Bin dokuz yüz doksan üç yılında, TRT’de, sevgili dost, güzel gönüllü insan, yazar, sosyal bilimci Muharrem Sevil’le birlikte “Kırk Ambar” adında, aylık periyotta, TRT 2’de yayınlanan bir program yapmıştık. Programın danışman, sunucu, metin yazarı ve yönetmen kadrosu hayli zengindi. Levent Köker, Ahmet Çiğdem, Erkan Akın ve cân dost Gökhan Özcan’dan oluşan bu kadronun katkısıyla yapılan zengin içerikli, teknik bakımdan yetkin, dil açısından da özgün ve renkli olan programın, “Söz Uçar Yazı Kalır” başlıklı bölümünü hasbelkader bendeniz yapıyordum. Bölüm danışmanımız ve yorumcumuz üstad İsmet Özel’di.

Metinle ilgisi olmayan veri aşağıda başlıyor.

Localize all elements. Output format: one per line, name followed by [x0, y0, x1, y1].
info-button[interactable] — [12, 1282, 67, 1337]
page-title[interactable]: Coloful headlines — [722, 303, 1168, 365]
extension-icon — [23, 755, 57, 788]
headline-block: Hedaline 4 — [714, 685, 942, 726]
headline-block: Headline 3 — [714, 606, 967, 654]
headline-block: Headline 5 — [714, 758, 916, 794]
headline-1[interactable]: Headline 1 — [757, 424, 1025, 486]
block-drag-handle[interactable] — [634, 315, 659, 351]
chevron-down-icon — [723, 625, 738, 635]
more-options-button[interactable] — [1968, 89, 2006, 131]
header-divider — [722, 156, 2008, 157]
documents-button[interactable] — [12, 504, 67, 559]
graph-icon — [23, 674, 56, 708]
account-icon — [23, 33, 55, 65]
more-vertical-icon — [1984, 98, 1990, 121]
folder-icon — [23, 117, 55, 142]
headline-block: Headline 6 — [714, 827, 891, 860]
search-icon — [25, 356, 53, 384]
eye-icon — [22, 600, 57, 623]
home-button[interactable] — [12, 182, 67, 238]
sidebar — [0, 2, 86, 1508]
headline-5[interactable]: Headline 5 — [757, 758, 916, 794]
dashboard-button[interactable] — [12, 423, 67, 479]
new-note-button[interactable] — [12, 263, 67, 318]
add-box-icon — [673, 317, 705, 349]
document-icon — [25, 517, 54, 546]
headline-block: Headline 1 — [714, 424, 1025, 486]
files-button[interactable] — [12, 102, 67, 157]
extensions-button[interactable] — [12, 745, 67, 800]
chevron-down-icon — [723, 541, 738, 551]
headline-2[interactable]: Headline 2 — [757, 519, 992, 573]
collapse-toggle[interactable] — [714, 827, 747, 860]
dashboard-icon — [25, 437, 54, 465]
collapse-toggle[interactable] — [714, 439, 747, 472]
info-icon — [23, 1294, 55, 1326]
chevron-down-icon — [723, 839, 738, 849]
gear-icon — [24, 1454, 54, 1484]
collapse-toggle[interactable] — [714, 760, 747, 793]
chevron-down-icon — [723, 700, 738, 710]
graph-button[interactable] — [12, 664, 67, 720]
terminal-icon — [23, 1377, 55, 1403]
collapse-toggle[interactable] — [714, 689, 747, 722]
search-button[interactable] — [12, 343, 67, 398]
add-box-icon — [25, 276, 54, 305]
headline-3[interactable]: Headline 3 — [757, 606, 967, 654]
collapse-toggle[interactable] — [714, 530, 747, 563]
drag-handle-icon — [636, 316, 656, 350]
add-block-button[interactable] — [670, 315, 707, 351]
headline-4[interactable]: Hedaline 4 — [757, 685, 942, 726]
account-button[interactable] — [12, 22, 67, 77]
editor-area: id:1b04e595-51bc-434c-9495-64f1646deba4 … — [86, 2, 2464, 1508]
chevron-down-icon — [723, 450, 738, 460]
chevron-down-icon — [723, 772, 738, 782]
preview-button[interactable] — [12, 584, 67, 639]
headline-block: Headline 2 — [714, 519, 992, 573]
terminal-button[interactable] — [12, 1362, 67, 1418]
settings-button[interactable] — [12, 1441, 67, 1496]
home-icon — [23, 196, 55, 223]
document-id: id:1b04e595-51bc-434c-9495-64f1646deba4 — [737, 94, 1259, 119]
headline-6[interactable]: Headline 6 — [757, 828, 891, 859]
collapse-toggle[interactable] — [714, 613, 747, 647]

O günlerde, Üstad’ın “Of Not Being A Jew” başlıklı şiiri Dergâh dergisinde yeni yayınlanmış ve edebî kamuda hayli gürültü koparmış, olumlu/olumsuz tepkilere/eleştirilere neden olmuştu. İsmet Özel şiirinin “Amentü” gibi işaret taşlarından birisi olan bu şiir yayınlanınca, her bölümde yaptığımız gibi, onun da bir video-klibini hazırlamış ve yayınlamıştık. Özel, şiir diliyle görsel dil arasındaki farkı en iyi bilenlerdendi. Bu iki ayrı dilin birinden diğerine bir tür tercüme yapıldığında ortaya netameli bir sonucun çıkacağının da çok farkındaydı. Buna rağmen her dem taze ve yenilikçi tutumuyla lütfedip izin verdi ve biz, deyim yerindeyse kafa göz yararak şiiri görüntüledik. Kendisi okudu ve pek güzel okudu. Bizim çekim eziyetimize de büyük bir olgunluk ve sabırla katlandı, lütfetti, kendisinden istediğimiz hemen her şeyi yaptı, saatlerce görüntü çektik. İstiklal Caddesi’nde, tramvayda, Haliç Köprüsü’nde, Ortaköy Camii’nin civarında, sahilde, saadethânesinde, kitaplığında, çalışma masasında kendisini görüntüledik. Şiirin iklimine aykırı gelmeyecek dip müzikleri belirledik ve günler süren kurgu çalışmasından sonra ortaya ilginç bir sonuç çıktı.
Nadiren beğenirdi
İsmet Bey, yüksek zevk ve beğenisiyle, son derece isabetli, gerçekçi ölçütleriyle bir şeyi nadiren beğenirdi. Sonucu, “fena olmamış” biçiminde niteledi. Bu, tabi bizim için en azından beğenmediği anlamına gelmiyordu, ehven de olsa sonuçtan memnundu, rahatsız olmamıştı. O sıralar Nokta dergisi mi Tempo mu emin değilim, haftalık bir haber dergisinde de şiirle ilgili kapsamlı bir soruşturma yapıldı. Üstad’ı Çıdam Yayınları’nın Üretmen Han’daki bürosunda sık sık ziyaret ediyorduk. Bir defasında dergiden, soruşturmayı yürüten muhabir aramıştı, konuşmaya hasbelkader kulak misafiri olmuştuk. Ece Ayhan, Ülkü Tamer, Enis Batur, Hilmi Yavuz ve daha birçok isme, Özel’in şiiriyle ilgili sorular sorulmuş, onlar da cevaplamıştı. Cevaplardan bazı alıntıları telefonda muhabir kendisine okuyunca Üstat bazı tepkiler veriyordu. Kimisine kahkahayla gülüyor, kimisine kinayeli bazı efektlerle tepki veriyordu. Yanlış hatırlamıyorsam, Ece Ayhan, “Of Not Being A Jew” şiirini büyük bir coşku ve övgülü sözlerle karşılamıştı.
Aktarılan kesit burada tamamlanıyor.